Возрастные ограничения: +16
сообщить о неприемлемом содержимом
Текущая страница: 10 (всего у книги 30 страниц) [доступный отрывок для чтения: 10 страниц]
Молекулярная биология и биогносис, или Еще раз о временах после гуманизма
Г. – Ю. Х.: Попытаемся, окидывая ретроспективным взглядом нашу беседу, еще раз вернуться к речи про человекопарк с точки зрения критики. Вы начинаете философски-литературную рефлексию о потенциалах варварства внутри цивилизации и о преградах его распространению. На этом фоне остро ставится вопрос: каким предстанет человек перед самим собой, если он посмотрится в зеркало будущей генно-технологической практики? А также – в зеркало современной хирургии и родственных ей практик? Я имею в виду практику имплантации органов, практику применения кардиостимуляторов и многочисленных техник протезирования. Это представляет собой антропологическое переструктурирование: с одной стороны, происходят вызывающая неприятные чувства своеобразная колонизация самого себя и самоотчуждение, с другой стороны – возникают новые шансы, происходит выход живого за те границы, в которых оно существовало доныне. Эта практика, собственно, представляет собой скандал per se, потому что она требует от человека крайнего самоовеществления, превращения самого себя в вещь – как плату за поразительное расширение игровых пространств для активного действия. Пугающе неприятное и неуютное в этих техниках подступает к нам вплотную. Невольно задаешься вопросом: не может ли это неприятно-пугающее перейти в варварское? А вдруг оно уже совершило этот переход?

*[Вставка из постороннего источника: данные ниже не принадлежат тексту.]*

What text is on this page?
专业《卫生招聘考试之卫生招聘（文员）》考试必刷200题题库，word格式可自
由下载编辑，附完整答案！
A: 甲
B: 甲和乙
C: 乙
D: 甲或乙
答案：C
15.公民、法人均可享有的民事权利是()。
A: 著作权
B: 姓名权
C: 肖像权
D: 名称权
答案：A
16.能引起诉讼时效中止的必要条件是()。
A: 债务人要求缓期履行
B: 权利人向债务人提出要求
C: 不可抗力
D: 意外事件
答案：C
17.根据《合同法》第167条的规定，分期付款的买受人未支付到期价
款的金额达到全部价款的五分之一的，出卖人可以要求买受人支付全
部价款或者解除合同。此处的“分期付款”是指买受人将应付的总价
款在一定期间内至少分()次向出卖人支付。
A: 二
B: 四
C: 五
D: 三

Так как эти техники не доступны непосредственно большинству людей и они не могут непосредственно использовать эти техники, их отчуждение и протест направляются на тех, кто внятно выражает этот процесс перемен или отслеживает его, как это делают некоторые художники в своих перформансах. Или на романистов вроде Мишеля Уэльбека, который во Франции стал объектом ожесточенной агрессии. Итак, художники, философы и писатели становятся экранами, на которые проецируют ту агрессию, злость, печаль, которые не могут быть выплеснуты непосредственно на анонимные, безликие процессы.
П. С.: Это наблюдение совершенно точно схватывает один из аспектов скандала. Я только хотел бы добавить, что речь о человекопарке была построена на трех ключевых словах: просвет (Lichtung), одомашнивание (Domestikation), антропотехника. До сих пор из этих слов нашло путь к сознанию публики только одно – последнее. Оно подействовало, словно метеорологическая ракета, которая заставляет грозовые тучи пролиться дождем. Я уже могу представить себе, что в некоторых реакциях нашло свое выражение что-то вроде беспомощной злости, вызванной самой тематикой и глобальной тенденцией, которая в ней проявилась. Подтверждением является тот факт, что в некоторых выступлениях звучал упрек: да, я, конечно, затронул более чем реальные проблемы, но забыл морально дистанцироваться от упомянутых неприятных и пугающих моментов. Я понимаю: именно то, что я обо всем сказал скороговоркой, спровоцировало те проекции, которые были сделаны на меня.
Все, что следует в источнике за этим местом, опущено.